在下面的代码中,前4个旋转函数调用需要10秒,其余调用需要1秒。因此,一旦功能变得更快,Flux.interval排放就会“赶上”。但是,我不希望任何“追赶”发生
import reactor.core.publisher.Flux;
import java.time.Duration;
import java.util.Date;
import java.util.Iterator;
public class Test {
public static void main(String[] args) {
Iterator<Integer> secs = new Iterator<Integer>() {
private int num = 0;
@Override
public boolean hasNext() {
return true;
}
@Override
public Integer next() {
return num++ < 4 ? 10 : 1;
}
};
Flux.interval(Duration.ofSeconds(5))
.map(n -> {spin(secs.next()); return n;})
.doOnNext(n -> log("Processed " + n))
.blockLast();
}
private static void spin(int secs) {
log("Current job will take " + secs + " secs");
long sleepTime = secs*1000000000L; // convert to nanos
long startTime = System.nanoTime();
while ((System.nanoTime() - startTime) < sleepTime) {}
}
static void log(Object label) {
System.out.println((new Date()).toString() + "\t| " +Thread.currentThread().getName() + "\t| " + label);
}
}
输出: 请注意,“已处理”时间戳最初间隔10秒,但从作业4到作业8,我不想发生“追赶”。
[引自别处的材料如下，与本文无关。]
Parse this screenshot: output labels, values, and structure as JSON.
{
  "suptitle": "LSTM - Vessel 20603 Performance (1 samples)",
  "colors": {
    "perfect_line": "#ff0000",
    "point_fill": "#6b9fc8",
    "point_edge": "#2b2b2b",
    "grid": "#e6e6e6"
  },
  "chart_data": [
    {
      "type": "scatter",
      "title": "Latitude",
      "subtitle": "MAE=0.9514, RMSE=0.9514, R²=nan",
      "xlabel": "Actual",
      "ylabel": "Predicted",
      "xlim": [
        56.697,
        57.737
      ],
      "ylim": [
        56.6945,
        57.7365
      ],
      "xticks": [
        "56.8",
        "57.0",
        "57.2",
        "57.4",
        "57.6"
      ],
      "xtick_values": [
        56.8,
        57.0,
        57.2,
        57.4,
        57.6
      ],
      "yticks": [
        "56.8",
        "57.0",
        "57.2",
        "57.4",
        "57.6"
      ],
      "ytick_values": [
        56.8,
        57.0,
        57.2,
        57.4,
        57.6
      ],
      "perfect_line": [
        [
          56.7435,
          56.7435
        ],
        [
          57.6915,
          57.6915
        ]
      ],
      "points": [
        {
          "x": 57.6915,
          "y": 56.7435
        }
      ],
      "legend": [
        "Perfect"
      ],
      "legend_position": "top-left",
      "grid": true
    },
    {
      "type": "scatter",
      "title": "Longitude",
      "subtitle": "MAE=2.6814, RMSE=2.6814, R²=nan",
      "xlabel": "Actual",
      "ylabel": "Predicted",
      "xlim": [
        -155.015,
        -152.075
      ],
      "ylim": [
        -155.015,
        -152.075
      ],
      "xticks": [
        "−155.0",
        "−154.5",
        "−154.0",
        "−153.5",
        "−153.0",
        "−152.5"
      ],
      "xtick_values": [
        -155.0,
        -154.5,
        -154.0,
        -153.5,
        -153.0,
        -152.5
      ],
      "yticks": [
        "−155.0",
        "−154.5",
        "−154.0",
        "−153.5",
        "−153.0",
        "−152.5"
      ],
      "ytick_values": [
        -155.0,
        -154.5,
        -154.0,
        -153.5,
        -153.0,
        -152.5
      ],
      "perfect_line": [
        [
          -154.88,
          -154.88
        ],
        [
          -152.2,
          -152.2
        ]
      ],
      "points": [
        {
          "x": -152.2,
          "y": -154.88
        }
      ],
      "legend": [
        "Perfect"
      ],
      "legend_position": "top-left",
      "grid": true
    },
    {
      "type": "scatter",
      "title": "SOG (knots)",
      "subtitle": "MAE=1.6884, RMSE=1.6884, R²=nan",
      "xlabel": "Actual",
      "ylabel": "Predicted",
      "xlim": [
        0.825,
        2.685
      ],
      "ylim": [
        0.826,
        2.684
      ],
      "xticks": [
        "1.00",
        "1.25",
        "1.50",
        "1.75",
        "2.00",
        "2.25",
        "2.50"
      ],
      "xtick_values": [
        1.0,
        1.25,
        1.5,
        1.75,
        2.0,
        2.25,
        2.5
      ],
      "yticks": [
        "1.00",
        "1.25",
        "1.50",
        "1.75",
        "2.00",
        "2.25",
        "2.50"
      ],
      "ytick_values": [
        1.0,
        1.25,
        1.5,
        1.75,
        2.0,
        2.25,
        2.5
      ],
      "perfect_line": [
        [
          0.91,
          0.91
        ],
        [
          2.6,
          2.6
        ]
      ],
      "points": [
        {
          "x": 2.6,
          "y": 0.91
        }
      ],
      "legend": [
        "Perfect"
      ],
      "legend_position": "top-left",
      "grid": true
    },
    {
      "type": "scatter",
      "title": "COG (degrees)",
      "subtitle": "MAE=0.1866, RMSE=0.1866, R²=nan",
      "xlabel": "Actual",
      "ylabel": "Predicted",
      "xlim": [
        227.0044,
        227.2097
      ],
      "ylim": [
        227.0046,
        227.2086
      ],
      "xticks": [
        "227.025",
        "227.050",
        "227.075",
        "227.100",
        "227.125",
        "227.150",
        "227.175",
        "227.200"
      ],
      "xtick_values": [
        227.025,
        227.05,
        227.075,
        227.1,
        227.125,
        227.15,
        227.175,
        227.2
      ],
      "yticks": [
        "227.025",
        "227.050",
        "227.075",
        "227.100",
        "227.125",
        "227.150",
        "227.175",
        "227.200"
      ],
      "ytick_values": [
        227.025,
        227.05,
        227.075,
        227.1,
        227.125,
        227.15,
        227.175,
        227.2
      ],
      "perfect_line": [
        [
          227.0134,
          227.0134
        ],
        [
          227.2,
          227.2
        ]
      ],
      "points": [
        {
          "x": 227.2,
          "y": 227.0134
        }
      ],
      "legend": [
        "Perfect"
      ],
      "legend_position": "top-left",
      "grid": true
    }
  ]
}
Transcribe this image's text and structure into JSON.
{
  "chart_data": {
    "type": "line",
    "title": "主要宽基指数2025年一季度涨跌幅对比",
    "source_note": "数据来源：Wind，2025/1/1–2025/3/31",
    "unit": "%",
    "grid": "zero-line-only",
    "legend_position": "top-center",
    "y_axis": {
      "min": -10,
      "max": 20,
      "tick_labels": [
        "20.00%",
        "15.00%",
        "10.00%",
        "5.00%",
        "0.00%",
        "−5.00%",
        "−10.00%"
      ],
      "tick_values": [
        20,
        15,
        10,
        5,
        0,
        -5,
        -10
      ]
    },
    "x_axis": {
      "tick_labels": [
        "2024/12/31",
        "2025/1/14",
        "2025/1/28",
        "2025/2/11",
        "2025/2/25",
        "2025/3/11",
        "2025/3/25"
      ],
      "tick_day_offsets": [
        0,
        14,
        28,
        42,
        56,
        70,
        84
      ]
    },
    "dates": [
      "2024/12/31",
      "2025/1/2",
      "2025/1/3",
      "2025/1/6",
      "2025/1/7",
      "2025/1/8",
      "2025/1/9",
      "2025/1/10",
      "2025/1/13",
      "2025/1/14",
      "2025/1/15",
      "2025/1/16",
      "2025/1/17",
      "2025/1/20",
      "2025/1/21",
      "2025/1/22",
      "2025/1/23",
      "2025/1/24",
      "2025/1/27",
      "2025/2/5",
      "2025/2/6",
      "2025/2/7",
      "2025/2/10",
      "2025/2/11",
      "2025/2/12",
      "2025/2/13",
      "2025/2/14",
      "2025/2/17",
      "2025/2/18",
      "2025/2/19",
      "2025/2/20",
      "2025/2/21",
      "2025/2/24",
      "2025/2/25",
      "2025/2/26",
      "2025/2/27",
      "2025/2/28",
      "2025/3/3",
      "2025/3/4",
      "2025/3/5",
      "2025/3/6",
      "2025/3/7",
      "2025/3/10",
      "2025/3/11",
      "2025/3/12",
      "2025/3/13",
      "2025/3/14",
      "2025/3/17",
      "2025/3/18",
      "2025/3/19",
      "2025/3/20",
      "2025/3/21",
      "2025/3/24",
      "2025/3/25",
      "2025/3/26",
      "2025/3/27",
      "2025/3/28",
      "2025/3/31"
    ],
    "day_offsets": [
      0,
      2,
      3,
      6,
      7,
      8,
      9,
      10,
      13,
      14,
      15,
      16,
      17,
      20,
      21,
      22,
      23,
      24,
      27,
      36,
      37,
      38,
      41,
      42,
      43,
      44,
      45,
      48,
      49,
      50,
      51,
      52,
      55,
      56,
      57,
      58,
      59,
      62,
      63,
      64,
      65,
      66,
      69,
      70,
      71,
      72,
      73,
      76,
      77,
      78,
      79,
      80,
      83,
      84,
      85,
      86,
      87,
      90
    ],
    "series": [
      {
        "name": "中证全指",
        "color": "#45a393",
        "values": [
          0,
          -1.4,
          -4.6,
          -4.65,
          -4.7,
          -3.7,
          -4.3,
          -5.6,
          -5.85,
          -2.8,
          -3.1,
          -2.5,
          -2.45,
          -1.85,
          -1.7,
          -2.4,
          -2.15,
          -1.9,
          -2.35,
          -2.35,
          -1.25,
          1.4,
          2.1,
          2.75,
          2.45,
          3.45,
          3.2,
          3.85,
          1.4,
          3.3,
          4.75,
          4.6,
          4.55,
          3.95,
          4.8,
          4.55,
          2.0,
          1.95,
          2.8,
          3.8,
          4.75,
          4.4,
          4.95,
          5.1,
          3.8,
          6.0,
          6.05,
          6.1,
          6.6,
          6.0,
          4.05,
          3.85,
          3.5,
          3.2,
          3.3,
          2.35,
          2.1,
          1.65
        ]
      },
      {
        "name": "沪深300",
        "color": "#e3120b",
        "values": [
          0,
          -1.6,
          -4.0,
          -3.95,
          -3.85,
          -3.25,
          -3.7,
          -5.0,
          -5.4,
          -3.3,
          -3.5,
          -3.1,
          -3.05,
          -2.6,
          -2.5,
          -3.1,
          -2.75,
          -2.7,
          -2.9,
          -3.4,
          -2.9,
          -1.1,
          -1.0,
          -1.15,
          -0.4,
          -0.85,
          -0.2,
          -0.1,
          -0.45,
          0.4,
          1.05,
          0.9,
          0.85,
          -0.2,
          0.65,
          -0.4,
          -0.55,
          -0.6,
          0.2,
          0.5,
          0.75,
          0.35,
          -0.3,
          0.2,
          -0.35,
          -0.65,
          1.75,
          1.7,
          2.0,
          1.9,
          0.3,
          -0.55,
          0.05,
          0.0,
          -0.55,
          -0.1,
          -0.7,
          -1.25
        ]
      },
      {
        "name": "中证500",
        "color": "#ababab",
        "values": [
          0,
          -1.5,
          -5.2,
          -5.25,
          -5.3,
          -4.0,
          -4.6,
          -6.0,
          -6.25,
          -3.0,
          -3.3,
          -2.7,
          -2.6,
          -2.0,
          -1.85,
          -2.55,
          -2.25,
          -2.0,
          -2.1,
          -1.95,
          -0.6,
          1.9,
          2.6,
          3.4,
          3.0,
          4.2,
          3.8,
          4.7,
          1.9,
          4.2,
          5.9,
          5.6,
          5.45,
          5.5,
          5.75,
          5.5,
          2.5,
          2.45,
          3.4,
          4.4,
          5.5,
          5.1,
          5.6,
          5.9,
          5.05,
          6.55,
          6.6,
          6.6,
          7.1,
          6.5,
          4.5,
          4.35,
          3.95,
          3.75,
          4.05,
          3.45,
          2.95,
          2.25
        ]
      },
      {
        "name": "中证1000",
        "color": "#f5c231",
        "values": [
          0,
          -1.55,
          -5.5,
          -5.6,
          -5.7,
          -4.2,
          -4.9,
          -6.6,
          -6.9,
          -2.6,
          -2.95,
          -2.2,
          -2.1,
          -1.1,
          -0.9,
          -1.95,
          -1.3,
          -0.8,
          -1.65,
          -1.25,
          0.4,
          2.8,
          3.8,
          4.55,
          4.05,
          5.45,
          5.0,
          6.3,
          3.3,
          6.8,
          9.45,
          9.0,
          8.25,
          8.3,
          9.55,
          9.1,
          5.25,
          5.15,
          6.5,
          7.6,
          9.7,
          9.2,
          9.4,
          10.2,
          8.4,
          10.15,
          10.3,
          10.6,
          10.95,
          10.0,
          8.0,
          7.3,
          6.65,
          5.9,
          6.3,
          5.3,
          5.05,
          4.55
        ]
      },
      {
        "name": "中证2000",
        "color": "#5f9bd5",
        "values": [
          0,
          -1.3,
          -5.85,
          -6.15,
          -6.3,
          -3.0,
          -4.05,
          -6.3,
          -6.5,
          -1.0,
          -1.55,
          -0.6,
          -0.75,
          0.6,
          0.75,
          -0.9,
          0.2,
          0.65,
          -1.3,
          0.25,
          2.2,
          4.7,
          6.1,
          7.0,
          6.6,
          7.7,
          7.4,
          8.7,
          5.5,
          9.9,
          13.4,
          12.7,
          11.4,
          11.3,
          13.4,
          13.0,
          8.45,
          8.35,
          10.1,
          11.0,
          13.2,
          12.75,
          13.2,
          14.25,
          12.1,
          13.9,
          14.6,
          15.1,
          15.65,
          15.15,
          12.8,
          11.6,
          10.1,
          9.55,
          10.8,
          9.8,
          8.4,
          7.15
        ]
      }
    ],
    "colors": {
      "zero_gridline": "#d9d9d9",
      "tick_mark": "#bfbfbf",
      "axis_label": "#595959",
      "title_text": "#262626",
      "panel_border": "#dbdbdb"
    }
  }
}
我想在前一次调用之后的2秒内旋转执行
Thu Jun 01 17:16:23 EDT 2017 | parallel-1 | Current job will take 10 secs
Thu Jun 01 17:16:33 EDT 2017 | parallel-1 | Processed 0
Thu Jun 01 17:16:33 EDT 2017 | parallel-1 | Current job will take 10 secs
Thu Jun 01 17:16:43 EDT 2017 | parallel-1 | Processed 1
Thu Jun 01 17:16:43 EDT 2017 | parallel-1 | Current job will take 10 secs
Thu Jun 01 17:16:53 EDT 2017 | parallel-1 | Processed 2
Thu Jun 01 17:16:53 EDT 2017 | parallel-1 | Current job will take 10 secs
Thu Jun 01 17:17:03 EDT 2017 | parallel-1 | Processed 3
Thu Jun 01 17:17:03 EDT 2017 | parallel-1 | Current job will take 1 secs
Thu Jun 01 17:17:04 EDT 2017 | parallel-1 | Processed 4
Thu Jun 01 17:17:04 EDT 2017 | parallel-1 | Current job will take 1 secs
Thu Jun 01 17:17:05 EDT 2017 | parallel-1 | Processed 5
Thu Jun 01 17:17:05 EDT 2017 | parallel-1 | Current job will take 1 secs
Thu Jun 01 17:17:06 EDT 2017 | parallel-1 | Processed 6
Thu Jun 01 17:17:06 EDT 2017 | parallel-1 | Current job will take 1 secs
Thu Jun 01 17:17:07 EDT 2017 | parallel-1 | Processed 7
Thu Jun 01 17:17:07 EDT 2017 | parallel-1 | Current job will take 1 secs
Thu Jun 01 17:17:08 EDT 2017 | parallel-1 | Processed 8
Thu Jun 01 17:17:08 EDT 2017 | parallel-1 | Current job will take 1 secs
Thu Jun 01 17:17:09 EDT 2017 | parallel-1 | Processed 9
Thu Jun 01 17:17:13 EDT 2017 | parallel-1 | Current job will take 1 secs
Thu Jun 01 17:17:14 EDT 2017 | parallel-1 | Processed 10
Thu Jun 01 17:17:18 EDT 2017 | parallel-1 | Current job will take 1 secs
Thu Jun 01 17:17:19 EDT 2017 | parallel-1 | Processed 11
答案 0 :(得分:0)
@Test
public void testInterval() throws Exception {
Flux.interval(Duration.ofSeconds(1))
.subscribe(new Subscriber<Long>() {
private Subscription subscription;
@Override
public void onSubscribe(final Subscription s) {
this.subscription = s;
s.request(1);
}
@Override
public void onNext(final Long aLong) {
// execute the operation that cold possibly take longer than the interval (1s):
try {
Thread.sleep(5000);
System.out.println(aLong);
} catch (InterruptedException e) {
}
// request another item when we're done:
subscription.request(1);
}
@Override
public void onError(final Throwable t) {
}
@Override
public void onComplete() {
}
});
Thread.sleep(12000);
}
这个想法是明确地要求&#34;下一个间隔&#34;一旦你的长期任务完成。
答案 1 :(得分:0)
您可以使用delayElements(Duration delay)方法延迟事件。如果您想要更精细的控制,可以使用delayUntil(Function<? super T,? extends Publisher<?>> triggerProvider)
根据您的具体要求,结果可能如下所示:
Flux.interval(Duration.ofSeconds(5))
.map(n -> {spin(secs.next()); return n;})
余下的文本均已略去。